The massive palace was dreamed up in the 18th century by Bourbon King Charles III, who hoped it would one day rival Versailles.
Designed as the new capital of the Bourbon Kingdom, it was lost to the Napoleonic invasion for several years but returned to the Bourbon House in 1815.
In 1860, it became the property of the royal family of the new Italian state, the Savoys, before finally ending up in State hands in 1919.
The palace complex, which has won awards for its beautiful gardens, was based on designs by papal architect Luigi Vanvitelli and took nearly 100 years to complete.

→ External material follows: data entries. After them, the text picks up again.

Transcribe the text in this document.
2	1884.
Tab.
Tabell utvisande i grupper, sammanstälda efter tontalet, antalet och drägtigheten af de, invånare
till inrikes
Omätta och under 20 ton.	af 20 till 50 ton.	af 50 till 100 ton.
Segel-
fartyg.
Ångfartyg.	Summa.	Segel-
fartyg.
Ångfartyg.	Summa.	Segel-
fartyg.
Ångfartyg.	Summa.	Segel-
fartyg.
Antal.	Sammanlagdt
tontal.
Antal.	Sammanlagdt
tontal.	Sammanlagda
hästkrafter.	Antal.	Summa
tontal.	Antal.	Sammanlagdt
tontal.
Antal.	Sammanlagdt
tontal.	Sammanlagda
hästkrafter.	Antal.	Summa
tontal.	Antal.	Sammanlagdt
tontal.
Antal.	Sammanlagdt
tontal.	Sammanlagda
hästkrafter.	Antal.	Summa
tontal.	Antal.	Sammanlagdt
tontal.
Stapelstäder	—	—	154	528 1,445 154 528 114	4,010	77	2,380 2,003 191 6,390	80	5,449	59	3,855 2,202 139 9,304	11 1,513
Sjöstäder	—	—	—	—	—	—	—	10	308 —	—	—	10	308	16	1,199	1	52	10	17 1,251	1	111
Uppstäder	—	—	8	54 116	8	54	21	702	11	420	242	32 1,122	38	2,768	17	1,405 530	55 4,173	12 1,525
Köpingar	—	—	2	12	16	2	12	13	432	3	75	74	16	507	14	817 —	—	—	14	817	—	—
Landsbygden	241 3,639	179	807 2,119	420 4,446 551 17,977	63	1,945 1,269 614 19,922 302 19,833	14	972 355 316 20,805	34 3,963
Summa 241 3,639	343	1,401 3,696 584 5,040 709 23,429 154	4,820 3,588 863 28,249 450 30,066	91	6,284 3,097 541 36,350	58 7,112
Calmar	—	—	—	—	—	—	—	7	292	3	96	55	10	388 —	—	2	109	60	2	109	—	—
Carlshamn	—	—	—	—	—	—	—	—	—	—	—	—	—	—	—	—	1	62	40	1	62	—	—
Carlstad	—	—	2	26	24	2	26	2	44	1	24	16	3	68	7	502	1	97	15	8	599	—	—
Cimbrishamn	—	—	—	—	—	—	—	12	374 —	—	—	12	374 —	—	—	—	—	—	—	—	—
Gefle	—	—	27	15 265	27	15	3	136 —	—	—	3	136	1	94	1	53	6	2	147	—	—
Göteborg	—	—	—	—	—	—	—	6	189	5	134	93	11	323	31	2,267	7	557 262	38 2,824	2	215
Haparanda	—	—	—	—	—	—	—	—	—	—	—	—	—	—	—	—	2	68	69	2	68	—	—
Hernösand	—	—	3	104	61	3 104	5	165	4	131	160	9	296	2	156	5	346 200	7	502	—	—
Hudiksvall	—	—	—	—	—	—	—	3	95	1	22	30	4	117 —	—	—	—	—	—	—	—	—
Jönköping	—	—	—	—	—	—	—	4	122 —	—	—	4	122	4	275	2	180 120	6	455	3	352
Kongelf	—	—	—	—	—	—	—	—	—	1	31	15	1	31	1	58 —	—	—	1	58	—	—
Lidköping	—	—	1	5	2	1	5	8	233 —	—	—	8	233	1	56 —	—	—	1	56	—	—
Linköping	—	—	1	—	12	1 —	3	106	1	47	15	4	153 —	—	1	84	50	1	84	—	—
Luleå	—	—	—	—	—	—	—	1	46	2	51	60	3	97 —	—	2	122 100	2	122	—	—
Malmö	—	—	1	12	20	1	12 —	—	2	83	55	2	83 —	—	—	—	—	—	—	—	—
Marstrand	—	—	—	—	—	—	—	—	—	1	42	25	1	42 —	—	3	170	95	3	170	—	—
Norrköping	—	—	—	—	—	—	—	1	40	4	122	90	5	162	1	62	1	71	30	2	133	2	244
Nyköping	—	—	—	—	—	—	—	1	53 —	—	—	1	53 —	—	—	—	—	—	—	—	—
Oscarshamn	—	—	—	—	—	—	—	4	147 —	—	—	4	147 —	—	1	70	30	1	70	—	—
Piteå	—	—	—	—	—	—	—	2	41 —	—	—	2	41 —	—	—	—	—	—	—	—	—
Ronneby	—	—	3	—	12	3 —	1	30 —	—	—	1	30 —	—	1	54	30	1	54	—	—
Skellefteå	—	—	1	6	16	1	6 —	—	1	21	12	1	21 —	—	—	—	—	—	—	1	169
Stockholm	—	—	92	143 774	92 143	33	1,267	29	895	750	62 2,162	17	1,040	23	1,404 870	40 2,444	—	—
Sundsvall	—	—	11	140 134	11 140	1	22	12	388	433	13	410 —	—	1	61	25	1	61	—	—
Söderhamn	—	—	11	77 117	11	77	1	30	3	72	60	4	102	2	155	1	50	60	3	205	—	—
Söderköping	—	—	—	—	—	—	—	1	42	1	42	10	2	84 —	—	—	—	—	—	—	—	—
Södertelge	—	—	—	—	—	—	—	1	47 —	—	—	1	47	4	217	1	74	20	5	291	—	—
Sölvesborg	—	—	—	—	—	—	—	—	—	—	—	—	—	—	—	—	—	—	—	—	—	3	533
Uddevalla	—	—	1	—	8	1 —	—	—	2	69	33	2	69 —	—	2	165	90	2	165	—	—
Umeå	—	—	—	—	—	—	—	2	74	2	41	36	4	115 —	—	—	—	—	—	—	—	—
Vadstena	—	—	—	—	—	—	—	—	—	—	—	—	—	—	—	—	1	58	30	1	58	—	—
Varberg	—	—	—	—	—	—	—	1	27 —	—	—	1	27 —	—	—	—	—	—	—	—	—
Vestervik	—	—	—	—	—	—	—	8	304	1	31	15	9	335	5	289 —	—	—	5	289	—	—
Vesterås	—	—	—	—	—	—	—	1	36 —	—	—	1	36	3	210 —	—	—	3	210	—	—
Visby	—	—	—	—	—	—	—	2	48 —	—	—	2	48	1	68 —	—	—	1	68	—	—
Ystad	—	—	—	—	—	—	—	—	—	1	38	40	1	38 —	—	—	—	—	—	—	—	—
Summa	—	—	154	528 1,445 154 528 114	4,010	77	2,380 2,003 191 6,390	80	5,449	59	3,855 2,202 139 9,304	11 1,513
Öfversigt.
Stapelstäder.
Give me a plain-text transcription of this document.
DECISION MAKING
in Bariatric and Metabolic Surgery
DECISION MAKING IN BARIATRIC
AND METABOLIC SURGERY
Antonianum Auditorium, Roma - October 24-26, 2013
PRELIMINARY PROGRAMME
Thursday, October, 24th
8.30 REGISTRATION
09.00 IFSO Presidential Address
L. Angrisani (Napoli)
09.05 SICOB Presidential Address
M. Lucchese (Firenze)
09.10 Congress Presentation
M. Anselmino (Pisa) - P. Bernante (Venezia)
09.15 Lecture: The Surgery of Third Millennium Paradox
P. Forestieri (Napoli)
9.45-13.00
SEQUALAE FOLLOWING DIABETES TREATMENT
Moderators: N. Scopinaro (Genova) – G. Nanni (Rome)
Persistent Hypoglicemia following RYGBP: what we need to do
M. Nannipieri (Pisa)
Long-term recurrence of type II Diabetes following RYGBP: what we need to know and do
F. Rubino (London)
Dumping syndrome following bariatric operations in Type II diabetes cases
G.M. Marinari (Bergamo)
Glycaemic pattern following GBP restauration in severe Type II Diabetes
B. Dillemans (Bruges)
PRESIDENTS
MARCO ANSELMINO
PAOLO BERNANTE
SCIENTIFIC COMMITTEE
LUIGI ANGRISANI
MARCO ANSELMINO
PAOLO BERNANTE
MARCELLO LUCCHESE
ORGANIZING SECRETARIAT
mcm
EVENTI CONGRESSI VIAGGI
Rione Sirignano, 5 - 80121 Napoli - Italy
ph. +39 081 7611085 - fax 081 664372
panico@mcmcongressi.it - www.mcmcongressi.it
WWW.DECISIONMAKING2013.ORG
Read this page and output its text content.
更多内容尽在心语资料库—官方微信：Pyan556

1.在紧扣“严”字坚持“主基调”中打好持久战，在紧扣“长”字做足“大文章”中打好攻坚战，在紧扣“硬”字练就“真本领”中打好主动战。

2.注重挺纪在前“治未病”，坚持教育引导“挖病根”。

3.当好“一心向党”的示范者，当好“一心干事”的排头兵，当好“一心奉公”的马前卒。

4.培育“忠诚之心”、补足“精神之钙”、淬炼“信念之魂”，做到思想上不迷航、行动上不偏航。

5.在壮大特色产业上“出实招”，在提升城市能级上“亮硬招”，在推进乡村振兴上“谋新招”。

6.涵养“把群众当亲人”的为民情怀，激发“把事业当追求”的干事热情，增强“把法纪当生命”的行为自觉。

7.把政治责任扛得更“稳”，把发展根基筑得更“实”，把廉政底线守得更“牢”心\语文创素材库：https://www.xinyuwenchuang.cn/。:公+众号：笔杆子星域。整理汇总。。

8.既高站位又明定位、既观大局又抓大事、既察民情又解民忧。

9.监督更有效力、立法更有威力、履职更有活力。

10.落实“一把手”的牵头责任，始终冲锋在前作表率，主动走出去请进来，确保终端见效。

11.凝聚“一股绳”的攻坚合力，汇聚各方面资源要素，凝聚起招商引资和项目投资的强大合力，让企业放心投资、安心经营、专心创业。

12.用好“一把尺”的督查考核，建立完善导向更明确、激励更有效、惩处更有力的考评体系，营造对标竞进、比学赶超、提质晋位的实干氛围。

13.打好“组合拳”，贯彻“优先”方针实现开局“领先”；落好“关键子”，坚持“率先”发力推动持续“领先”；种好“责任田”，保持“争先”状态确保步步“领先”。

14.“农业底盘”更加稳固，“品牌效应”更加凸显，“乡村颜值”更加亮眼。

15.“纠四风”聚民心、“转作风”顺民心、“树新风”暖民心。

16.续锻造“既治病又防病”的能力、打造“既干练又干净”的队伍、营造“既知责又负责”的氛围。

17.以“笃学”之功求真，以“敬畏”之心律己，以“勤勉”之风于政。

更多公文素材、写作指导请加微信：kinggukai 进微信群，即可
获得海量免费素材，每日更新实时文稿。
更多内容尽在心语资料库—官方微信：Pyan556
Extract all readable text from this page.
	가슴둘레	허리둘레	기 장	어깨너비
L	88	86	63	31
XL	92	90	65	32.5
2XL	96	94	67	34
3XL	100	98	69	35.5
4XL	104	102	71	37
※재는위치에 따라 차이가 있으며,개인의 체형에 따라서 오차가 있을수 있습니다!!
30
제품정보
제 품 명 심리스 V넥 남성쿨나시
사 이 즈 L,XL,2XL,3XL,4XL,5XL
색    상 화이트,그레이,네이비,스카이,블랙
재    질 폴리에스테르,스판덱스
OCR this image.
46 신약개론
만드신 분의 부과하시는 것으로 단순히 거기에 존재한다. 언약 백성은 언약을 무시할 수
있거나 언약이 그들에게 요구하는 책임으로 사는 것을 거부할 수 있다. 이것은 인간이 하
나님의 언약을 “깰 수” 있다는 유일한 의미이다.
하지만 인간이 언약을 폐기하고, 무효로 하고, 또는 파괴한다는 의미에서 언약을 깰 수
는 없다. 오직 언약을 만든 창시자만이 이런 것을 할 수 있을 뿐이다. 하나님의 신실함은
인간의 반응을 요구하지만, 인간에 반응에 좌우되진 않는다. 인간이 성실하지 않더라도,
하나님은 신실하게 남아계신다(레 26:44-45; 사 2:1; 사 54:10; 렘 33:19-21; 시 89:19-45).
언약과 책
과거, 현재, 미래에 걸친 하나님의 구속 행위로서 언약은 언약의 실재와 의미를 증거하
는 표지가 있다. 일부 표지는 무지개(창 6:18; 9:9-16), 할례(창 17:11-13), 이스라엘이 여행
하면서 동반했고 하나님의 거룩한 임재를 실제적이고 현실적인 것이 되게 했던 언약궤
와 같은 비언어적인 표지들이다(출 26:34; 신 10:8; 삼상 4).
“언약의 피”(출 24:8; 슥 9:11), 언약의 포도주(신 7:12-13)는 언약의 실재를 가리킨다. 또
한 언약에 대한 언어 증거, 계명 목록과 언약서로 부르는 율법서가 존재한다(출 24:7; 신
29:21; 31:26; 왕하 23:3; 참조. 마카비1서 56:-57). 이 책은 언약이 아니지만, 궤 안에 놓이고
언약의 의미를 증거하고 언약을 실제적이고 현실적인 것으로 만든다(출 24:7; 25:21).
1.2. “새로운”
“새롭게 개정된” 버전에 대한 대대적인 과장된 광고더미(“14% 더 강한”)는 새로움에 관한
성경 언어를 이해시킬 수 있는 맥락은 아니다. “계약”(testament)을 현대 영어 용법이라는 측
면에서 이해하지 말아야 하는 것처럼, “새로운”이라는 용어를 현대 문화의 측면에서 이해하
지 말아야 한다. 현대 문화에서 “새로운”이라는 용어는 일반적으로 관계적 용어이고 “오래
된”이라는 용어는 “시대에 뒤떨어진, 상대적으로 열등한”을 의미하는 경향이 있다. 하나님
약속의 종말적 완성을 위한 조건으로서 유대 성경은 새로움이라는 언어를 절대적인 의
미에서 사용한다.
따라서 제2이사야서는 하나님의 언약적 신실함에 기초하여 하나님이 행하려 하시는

The courtyards, vestibules, park and Palatine Chapel of the landmark have featured in several Hollywood movies.
The building's interior appeared in George Lucas's second Star Wars trilogy, where it was the home of the young Queen Amidala.
It has also doubled as the Vatican in two more recent blockbusters, Mission: Impossible III and Ron Howard's adaptation of the Dan Brown prequel to the Da Vinci Code, Angels & Demons.